The quick folding of the US-backed Afghan government before a Taliban advance has caught many off-guard after Pentagon leaders claimed little chance of its overthrow. However, almost since the 2001 US invasion, a steady stream of reports showed the “reconstruction” was a rolling disaster.
‘So-Called Nation Building’
The US invasion of Afghanistan began on October 7, 2001 – less than a month after the September 11, 2001, terrorist attacks that killed nearly 3,000 Americans.
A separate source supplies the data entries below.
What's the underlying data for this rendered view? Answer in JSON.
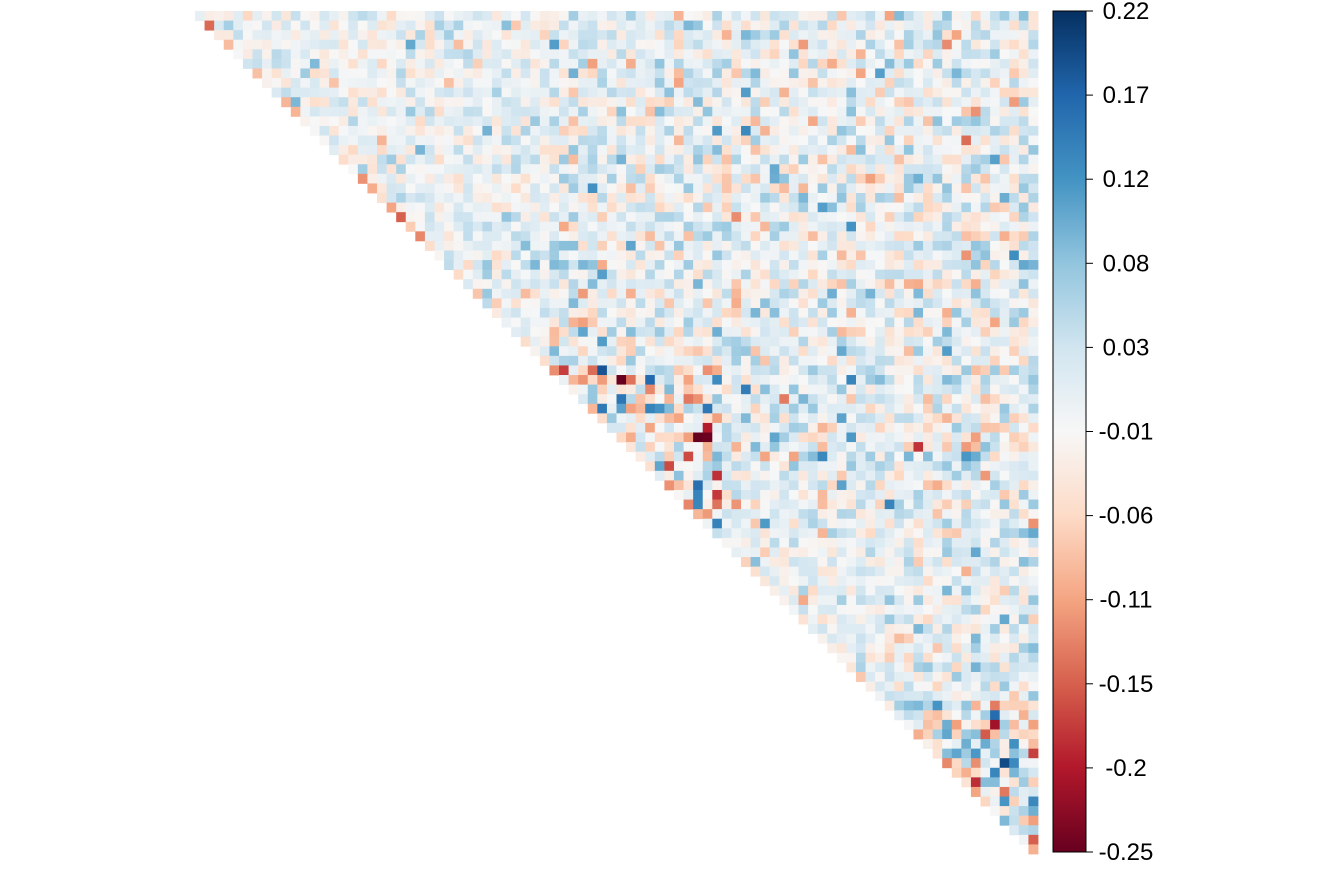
{
  "chart_data": {
    "type": "heatmap",
    "shape": "upper-triangle",
    "description_of_values": "correlation matrix, upper triangle",
    "n": 88,
    "colorbar": {
      "min": -0.25,
      "max": 0.22,
      "tick_labels": [
        "0.22",
        "0.17",
        "0.12",
        "0.08",
        "0.03",
        "-0.01",
        "-0.06",
        "-0.11",
        "-0.15",
        "-0.2",
        "-0.25"
      ],
      "tick_values": [
        0.22,
        0.17,
        0.12,
        0.08,
        0.03,
        -0.01,
        -0.06,
        -0.11,
        -0.15,
        -0.2,
        -0.25
      ],
      "colormap": [
        "#67001f",
        "#b2182b",
        "#d6604d",
        "#f4a582",
        "#fddbc7",
        "#f7f7f7",
        "#d1e5f0",
        "#92c5de",
        "#4393c3",
        "#2166ac",
        "#053061"
      ]
    },
    "blocks": [
      {
        "start": 0,
        "end": 37,
        "strength": 0.06
      },
      {
        "start": 37,
        "end": 55,
        "strength": 0.16
      },
      {
        "start": 55,
        "end": 72,
        "strength": 0.06
      },
      {
        "start": 72,
        "end": 88,
        "strength": 0.17
      }
    ],
    "legend_position": "right",
    "grid": false
  }
}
None of the airplane hijackers were Afghans, but the Islamic terrorist group that claimed responsibility, Al-Qaeda, was based in eastern Afghanistan, where the Taliban had allowed them to build training facilities.
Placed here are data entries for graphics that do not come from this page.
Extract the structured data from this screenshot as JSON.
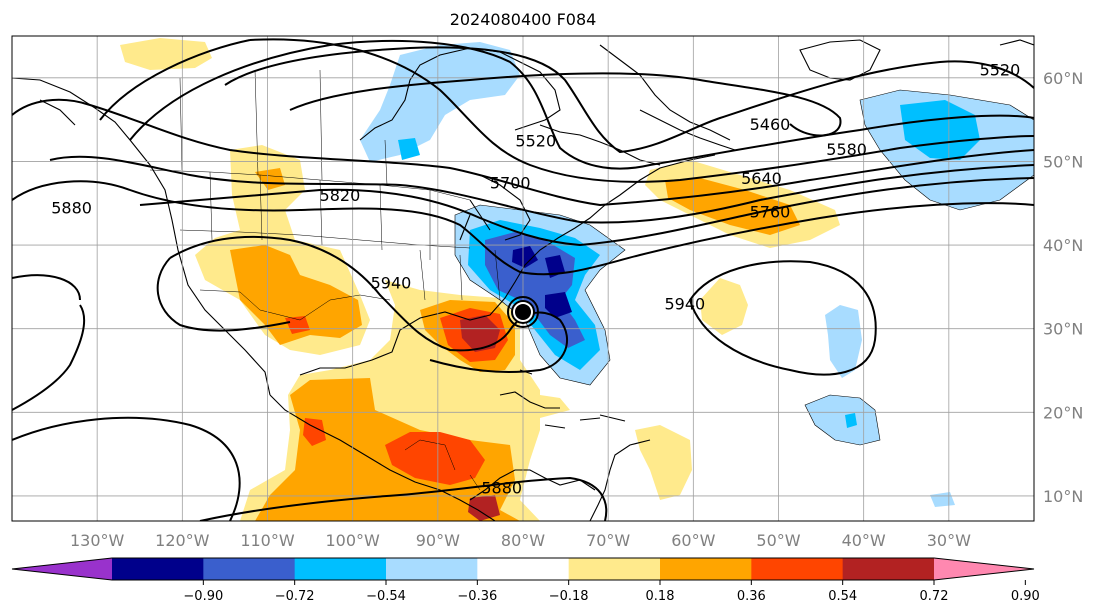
{
  "title": "2024080400 F084",
  "map": {
    "lon_range": [
      -140,
      -20
    ],
    "lat_range": [
      7,
      65
    ],
    "lon_ticks": [
      -130,
      -120,
      -110,
      -100,
      -90,
      -80,
      -70,
      -60,
      -50,
      -40,
      -30
    ],
    "lat_ticks": [
      10,
      20,
      30,
      40,
      50,
      60
    ],
    "lon_labels": [
      "130°W",
      "120°W",
      "110°W",
      "100°W",
      "90°W",
      "80°W",
      "70°W",
      "60°W",
      "50°W",
      "40°W",
      "30°W"
    ],
    "lat_labels": [
      "10°N",
      "20°N",
      "30°N",
      "40°N",
      "50°N",
      "60°N"
    ],
    "grid": true
  },
  "contour_labels": [
    {
      "text": "5520",
      "lon": -24,
      "lat": 61
    },
    {
      "text": "5520",
      "lon": -78.5,
      "lat": 52.5
    },
    {
      "text": "5460",
      "lon": -51,
      "lat": 54.5
    },
    {
      "text": "5580",
      "lon": -42,
      "lat": 51.5
    },
    {
      "text": "5640",
      "lon": -52,
      "lat": 48
    },
    {
      "text": "5700",
      "lon": -81.5,
      "lat": 47.5
    },
    {
      "text": "5760",
      "lon": -51,
      "lat": 44
    },
    {
      "text": "5820",
      "lon": -101.5,
      "lat": 46
    },
    {
      "text": "5880",
      "lon": -133,
      "lat": 44.5
    },
    {
      "text": "5880",
      "lon": -82.5,
      "lat": 11
    },
    {
      "text": "5940",
      "lon": -95.5,
      "lat": 35.5
    },
    {
      "text": "5940",
      "lon": -61,
      "lat": 33
    }
  ],
  "storm_marker": {
    "lon": -80,
    "lat": 32
  },
  "colorbar": {
    "colors": [
      "#9932cc",
      "#00008b",
      "#3a5fcd",
      "#00bfff",
      "#a8dcff",
      "#ffffff",
      "#ffea8c",
      "#ffa500",
      "#ff4500",
      "#b22222",
      "#ff88b0"
    ],
    "tick_labels": [
      "−0.90",
      "−0.72",
      "−0.54",
      "−0.36",
      "−0.18",
      "0.18",
      "0.36",
      "0.54",
      "0.72",
      "0.90"
    ]
  }
}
In reality, this was always the goal: Bush’s government was dominated by neoconservative figures from the Project for a New American Century (PNAC) think tank, which had mused in September 2000 that the US needed “some catastrophic and catalyzing event – like a new Pearl Harbor” to jump start their grand crusade against what Bush’s deputy secretary of defense, Paul Wolfowitz, called “old surrogate Soviet regimes” across the Middle East, including Syria, Iraq, Iran, and Afghanistan.
Bush pledged $320 million in aid for Afghanistan for the following year, but it wasn’t until 2004 that the first elections were organized. The winner was Hamid Karzai, a CIA asset appointed to head the interim government beginning in December 2001.